AV-NeRF: Learning Neural Fields for Real-World Audio-Visual Scene Synthesis

February 04, 2023 · Declared Dead · 🏛 Neural Information Processing Systems

"No code URL or promise found in abstract"

Evidence collected by the PWNC Scanner

Authors Susan Liang, Chao Huang, Yapeng Tian, Anurag Kumar, Chenliang Xu arXiv ID 2302.02088 Category cs.CV: Computer Vision Cross-listed cs.GR, cs.SD, eess.AS Citations 61 Venue Neural Information Processing Systems Last Checked 3 months ago

Abstract

Can machines recording an audio-visual scene produce realistic, matching audio-visual experiences at novel positions and novel view directions?
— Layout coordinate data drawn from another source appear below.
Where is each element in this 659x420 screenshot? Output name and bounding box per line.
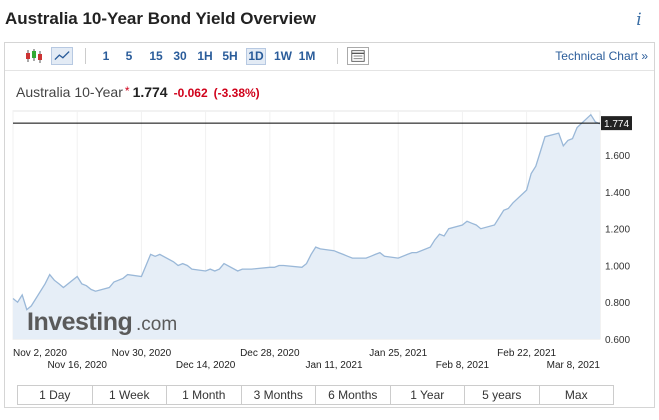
table-icon[interactable] [347,47,369,65]
quote-header: Australia 10-Year * 1.774 -0.062 (-3.38%) [16,84,260,100]
y-tick-label: 0.800 [605,298,630,309]
yield-line [12,113,601,311]
timeframe-1[interactable]: 1 [102,49,110,63]
x-tick-label: Feb 8, 2021 [436,360,490,371]
range-button-max[interactable]: Max [564,388,588,402]
technical-chart-link[interactable]: Technical Chart » [555,49,648,63]
x-tick-label: Nov 2, 2020 [13,348,67,359]
range-selector: 1 Day 1 Week 1 Month 3 Months 6 Months 1 Year… [17,385,614,405]
candlestick-icon[interactable] [23,47,45,65]
delayed-star: * [124,84,130,98]
y-tick-label: 1.200 [605,225,630,236]
timeframe-1w[interactable]: 1W [274,49,292,63]
current-value-badge [601,116,632,131]
investing-logo: Investing [27,308,132,336]
x-tick-label: Dec 28, 2020 [240,348,300,359]
timeframe-1h[interactable]: 1H [197,49,213,63]
range-button-6-months[interactable]: 6 Months [316,386,391,404]
yield-area [13,114,600,339]
timeframe-15[interactable]: 15 [149,49,163,63]
range-button-3-months[interactable]: 3 Months [242,386,316,404]
toolbar-divider [85,48,86,64]
x-tick-label: Nov 16, 2020 [47,360,107,371]
timeframe-1m[interactable]: 1M [298,49,316,63]
current-value-label: 1.774 [604,119,629,130]
timeframe-30[interactable]: 30 [173,49,187,63]
investing-logo-suffix: .com [136,314,177,335]
x-tick-label: Mar 8, 2021 [547,360,601,371]
yield-chart[interactable]: 1.774 1.600 1.400 1.200 1.000 0.800 0.600 Nov 2… [5,43,656,383]
price-change: -0.062 [173,86,208,100]
y-tick-label: 1.400 [605,188,630,199]
chart-toolbar: 1 5 15 30 1H 5H 1D 1W 1M Technical Chart » [5,43,654,71]
range-button-1-week[interactable]: 1 Week [93,386,167,404]
x-tick-label: Jan 11, 2021 [305,360,363,371]
range-button-5-years[interactable]: 5 years [465,386,540,404]
timeframe-5h[interactable]: 5H [222,49,238,63]
x-tick-label: Dec 14, 2020 [176,360,236,371]
x-tick-label: Feb 22, 2021 [497,348,556,359]
y-tick-label: 0.600 [605,335,630,346]
page-title: Australia 10-Year Bond Yield Overview [5,9,316,28]
range-button-1-day[interactable]: 1 Day [18,386,93,404]
instrument-name: Australia 10-Year [16,84,123,100]
area-chart-icon[interactable] [51,47,73,65]
timeframe-1d[interactable]: 1D [246,48,266,65]
last-price: 1.774 [132,84,168,100]
timeframe-5[interactable]: 5 [125,49,133,63]
toolbar-divider [337,48,338,64]
range-button-1-month[interactable]: 1 Month [167,386,242,404]
chart-widget: 1 5 15 30 1H 5H 1D 1W 1M Technical Chart » Austr… [4,42,655,408]
price-change-percent: (-3.38%) [213,86,260,100]
y-tick-label: 1.600 [605,151,630,162]
x-tick-label: Jan 25, 2021 [369,348,427,359]
y-tick-label: 1.000 [605,261,630,272]
range-button-1-year[interactable]: 1 Year [391,386,465,404]
info-icon[interactable]: i [636,10,642,30]
x-tick-label: Nov 30, 2020 [112,348,172,359]
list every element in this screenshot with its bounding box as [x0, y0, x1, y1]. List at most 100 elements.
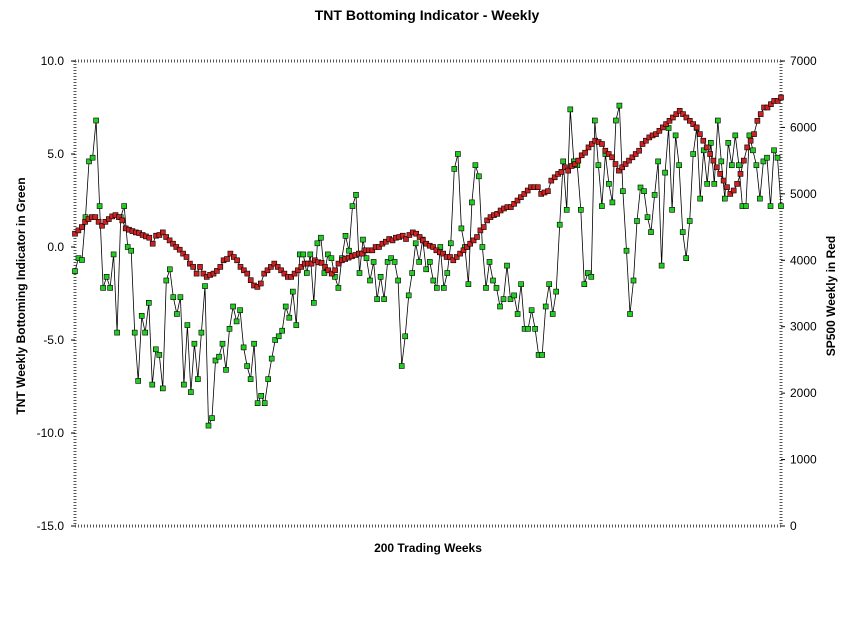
sp500-point [119, 217, 126, 224]
sp500-point [440, 250, 447, 257]
indicator-point [700, 147, 707, 154]
sp500-point [227, 250, 234, 257]
indicator-point [528, 307, 535, 314]
series-sp500 [72, 94, 784, 290]
sp500-point [710, 157, 717, 164]
sp500-point [183, 254, 190, 260]
sp500-point [616, 167, 622, 174]
indicator-point [353, 192, 359, 198]
indicator-point [247, 376, 254, 382]
sp500-point [666, 118, 673, 124]
indicator-point [89, 154, 96, 161]
indicator-point [212, 357, 219, 364]
indicator-point [767, 203, 774, 209]
sp500-point [298, 264, 305, 270]
indicator-point [318, 234, 324, 241]
indicator-point [599, 203, 605, 209]
sp500-point [602, 147, 609, 154]
indicator-point [447, 240, 454, 247]
sp500-point [703, 144, 710, 151]
sp500-point [254, 284, 261, 290]
sp500-point [518, 194, 524, 200]
indicator-point [546, 281, 553, 288]
sp500-point [575, 157, 582, 164]
indicator-point [367, 277, 373, 284]
indicator-point [142, 329, 148, 336]
sp500-point [551, 174, 558, 181]
indicator-point [289, 288, 296, 295]
indicator-point [774, 154, 781, 161]
sp500-point [149, 240, 156, 247]
sp500-point [734, 181, 740, 187]
indicator-point [100, 285, 106, 291]
indicator-point [644, 214, 651, 220]
indicator-point [588, 273, 595, 280]
indicator-point [388, 255, 394, 261]
sp500-point [335, 260, 342, 267]
sp500-point [713, 164, 720, 171]
indicator-point [542, 303, 549, 310]
indicator-point [497, 303, 503, 310]
sp500-point [95, 219, 102, 225]
indicator-point [556, 221, 563, 228]
indicator-point [282, 303, 289, 310]
indicator-point [195, 376, 201, 382]
indicator-point [655, 158, 661, 165]
indicator-point [760, 158, 767, 165]
sp500-point [673, 111, 680, 117]
sp500-point [264, 267, 271, 274]
sp500-point [474, 234, 480, 240]
indicator-point [332, 273, 338, 280]
indicator-point [110, 251, 117, 258]
indicator-point [114, 329, 120, 336]
indicator-point [595, 162, 602, 168]
indicator-point [627, 311, 633, 317]
sp500-point [420, 237, 426, 244]
sp500-point [403, 236, 409, 242]
indicator-point [486, 259, 493, 265]
indicator-point [458, 225, 465, 232]
indicator-point [226, 325, 233, 332]
indicator-point [93, 117, 99, 124]
sp500-point [612, 161, 619, 167]
indicator-point [718, 158, 725, 165]
indicator-point [409, 270, 416, 276]
indicator-point [219, 340, 226, 347]
sp500-point [359, 250, 365, 257]
sp500-point [768, 101, 774, 107]
sp500-point [268, 264, 274, 270]
sp500-point [166, 237, 173, 244]
indicator-point [620, 188, 626, 194]
indicator-point [398, 363, 405, 369]
indicator-point [293, 322, 300, 328]
sp500-point [670, 114, 676, 121]
indicator-point [342, 233, 349, 239]
sp500-point [460, 247, 467, 254]
sp500-point [484, 217, 490, 224]
indicator-point [771, 147, 777, 154]
indicator-point [440, 285, 447, 291]
left-y-tick-label: 0.0 [47, 240, 64, 254]
indicator-point [623, 247, 630, 254]
indicator-point [370, 259, 377, 265]
left-y-tick-label: 10.0 [41, 54, 65, 68]
sp500-point [271, 260, 278, 267]
indicator-point [721, 195, 728, 202]
sp500-point [588, 141, 595, 147]
sp500-point [643, 137, 649, 144]
sp500-point [180, 250, 186, 257]
sp500-point [217, 264, 224, 270]
indicator-point [384, 259, 391, 265]
indicator-point [743, 203, 749, 209]
sp500-point [160, 229, 166, 236]
indicator-point [205, 422, 212, 429]
indicator-point [325, 251, 331, 258]
sp500-point [116, 214, 122, 220]
sp500-point [545, 188, 551, 194]
indicator-point [86, 158, 92, 165]
sp500-point [754, 118, 761, 124]
indicator-point [507, 296, 514, 302]
right-y-ticks: 7000 6000 5000 4000 3000 2000 1000 0 [781, 54, 817, 533]
chart-title: TNT Bottoming Indicator - Weekly [315, 7, 540, 23]
indicator-point [553, 288, 560, 295]
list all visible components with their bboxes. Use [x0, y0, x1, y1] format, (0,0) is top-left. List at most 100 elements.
We answer it by studying a new task -- real-world audio-visual scene synthesis -- and a first-of-its-kind NeRF-based approach for multimodal learning. Concretely, given a video recording of an audio-visual scene, the task is to synthesize new videos with spatial audios along arbitrary novel camera trajectories in that scene. We propose an acoustic-aware audio generation module that integrates prior knowledge of audio propagation into NeRF, in which we implicitly associate audio generation with the 3D geometry and material properties of a visual environment. Furthermore, we present a coordinate transformation module that expresses a view direction relative to the sound source, enabling the model to learn sound source-centric acoustic fields. To facilitate the study of this new task, we collect a high-quality Real-World Audio-Visual Scene (RWAVS) dataset. We demonstrate the advantages of our method on this real-world dataset and the simulation-based SoundSpaces dataset.